The Russian authorities have come very close to what international lawyers are already openly calling institutionalized theft of intellectual property. Deputy Prime Minister Alexander Novak announced that the Ministry of Economic Development, together with Rospatent, is working on a mechanism of “external temporary administration” over patents, trademarks, and other IP assets belonging to foreign companies from “unfriendly” countries — the same companies that left the Russian market after the full-scale invasion of Ukraine in 2022.
In simple terms: the state will appoint a “manager” who, without any consent from IKEA, Apple, or any other company, will be able to issue licenses to Russian manufacturers allowing them to use those brands and technologies.
Russia already has a mechanism for compulsory patent licensing through the courts. It is used mainly in the pharmaceutical sector and formally fits within the narrow framework of the WTO TRIPS agreement. The new proposal goes much further: it would cover trademarks, software, and media content — precisely the categories of intellectual property where value is determined not by technology but by reputation and consumer trust.
There are virtually no precedents for such a mechanism in global practice. This is not accidental. No country that seeks to remain part of the global economy engages in such practices, because the consequences for the investment climate would be catastrophic.
From the perspective of international law, the proposed scheme is problematic on several levels.
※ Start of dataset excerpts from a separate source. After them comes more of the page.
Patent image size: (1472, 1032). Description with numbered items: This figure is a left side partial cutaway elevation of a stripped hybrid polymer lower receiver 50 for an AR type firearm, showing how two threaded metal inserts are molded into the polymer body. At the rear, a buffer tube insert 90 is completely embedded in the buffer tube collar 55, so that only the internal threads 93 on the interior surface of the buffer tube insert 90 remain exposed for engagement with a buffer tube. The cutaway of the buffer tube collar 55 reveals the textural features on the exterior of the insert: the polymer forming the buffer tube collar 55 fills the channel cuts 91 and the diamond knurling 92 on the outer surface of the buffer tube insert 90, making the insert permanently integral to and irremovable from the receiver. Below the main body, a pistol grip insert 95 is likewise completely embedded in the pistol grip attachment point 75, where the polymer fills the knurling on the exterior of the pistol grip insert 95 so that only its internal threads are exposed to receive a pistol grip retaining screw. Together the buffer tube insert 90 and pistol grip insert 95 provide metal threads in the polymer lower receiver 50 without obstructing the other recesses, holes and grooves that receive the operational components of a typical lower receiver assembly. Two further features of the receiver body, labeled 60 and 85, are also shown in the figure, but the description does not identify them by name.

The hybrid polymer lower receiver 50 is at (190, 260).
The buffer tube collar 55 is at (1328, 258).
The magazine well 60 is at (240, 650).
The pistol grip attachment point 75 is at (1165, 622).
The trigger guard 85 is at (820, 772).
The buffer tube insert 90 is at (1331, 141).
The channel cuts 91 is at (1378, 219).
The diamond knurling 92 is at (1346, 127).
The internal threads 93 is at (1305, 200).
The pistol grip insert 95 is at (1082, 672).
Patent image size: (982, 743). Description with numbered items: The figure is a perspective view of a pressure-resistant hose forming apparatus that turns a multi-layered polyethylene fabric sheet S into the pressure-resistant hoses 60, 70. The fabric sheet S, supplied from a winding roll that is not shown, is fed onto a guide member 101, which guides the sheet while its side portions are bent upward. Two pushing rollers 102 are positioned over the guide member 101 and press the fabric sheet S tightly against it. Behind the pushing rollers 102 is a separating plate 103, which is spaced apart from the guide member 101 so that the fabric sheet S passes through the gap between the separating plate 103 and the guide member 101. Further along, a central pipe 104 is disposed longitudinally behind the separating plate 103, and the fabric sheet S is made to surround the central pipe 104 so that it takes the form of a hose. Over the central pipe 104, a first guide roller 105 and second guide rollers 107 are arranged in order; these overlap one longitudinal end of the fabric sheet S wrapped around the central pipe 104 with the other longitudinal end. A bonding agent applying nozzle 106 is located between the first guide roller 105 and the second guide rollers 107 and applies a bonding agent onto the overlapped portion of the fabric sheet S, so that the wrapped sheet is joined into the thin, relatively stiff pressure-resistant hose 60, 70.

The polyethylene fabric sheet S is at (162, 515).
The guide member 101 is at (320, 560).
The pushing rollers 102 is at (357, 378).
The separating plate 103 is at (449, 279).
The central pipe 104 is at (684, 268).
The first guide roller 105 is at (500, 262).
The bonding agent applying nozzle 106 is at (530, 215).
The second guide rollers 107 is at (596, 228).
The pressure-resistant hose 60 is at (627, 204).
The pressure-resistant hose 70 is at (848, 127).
Russia formally remains a participant in the Berne and Paris Conventions. TRIPS allows compulsory licensing only under extraordinary circumstances, strictly for the domestic market and with the payment of “adequate compensation.” However, the proposed mechanism provides for none of these conditions.
The issue of trademarks is particularly sensitive. A trademark is not merely a logo — it is a guarantee of quality and origin. When someone else begins producing goods under the brand of a well-known company, it is not only a violation of the owner’s rights; it is a direct act of misleading consumers.
The companies that hold these rights will not remain passive. Goods produced under such “licenses” will be vulnerable to legal action in any jurisdiction where they appear. The seizure of assets belonging to Russian companies in Europe or the United States for IP violations is a very real scenario. Precedents since 2022 already exist.
The Kremlin will likely present this step as a symmetrical response to the freezing of Russian assets by Western countries. But this logic has a fundamental flaw: the freezing of assets is a consequence of aggression, not its cause. Stealing the brands of the victims of its own war is unlikely to appear convincing even in neutral jurisdictions.
The greatest irony is that this mechanism could permanently close the door to the return of foreign companies — something some Russian officials still claim they would welcome. No serious company will enter a market where the state can at any moment appoint a “manager” to control its trademark.
Russia is consciously choosing the path of a final break with international intellectual property norms — adding to similar moves already made in the fields of energy, finance, and security. This is not merely a legal anomaly. It is a deliberate choice of economic isolation, formalized through a legal mechanism.
Rospatent has promised to present the specific parameters of the scheme by mid-2026. By then, the international community will have yet another reason to conclude that rules considered binding for everyone else are regarded in Moscow as optional for itself.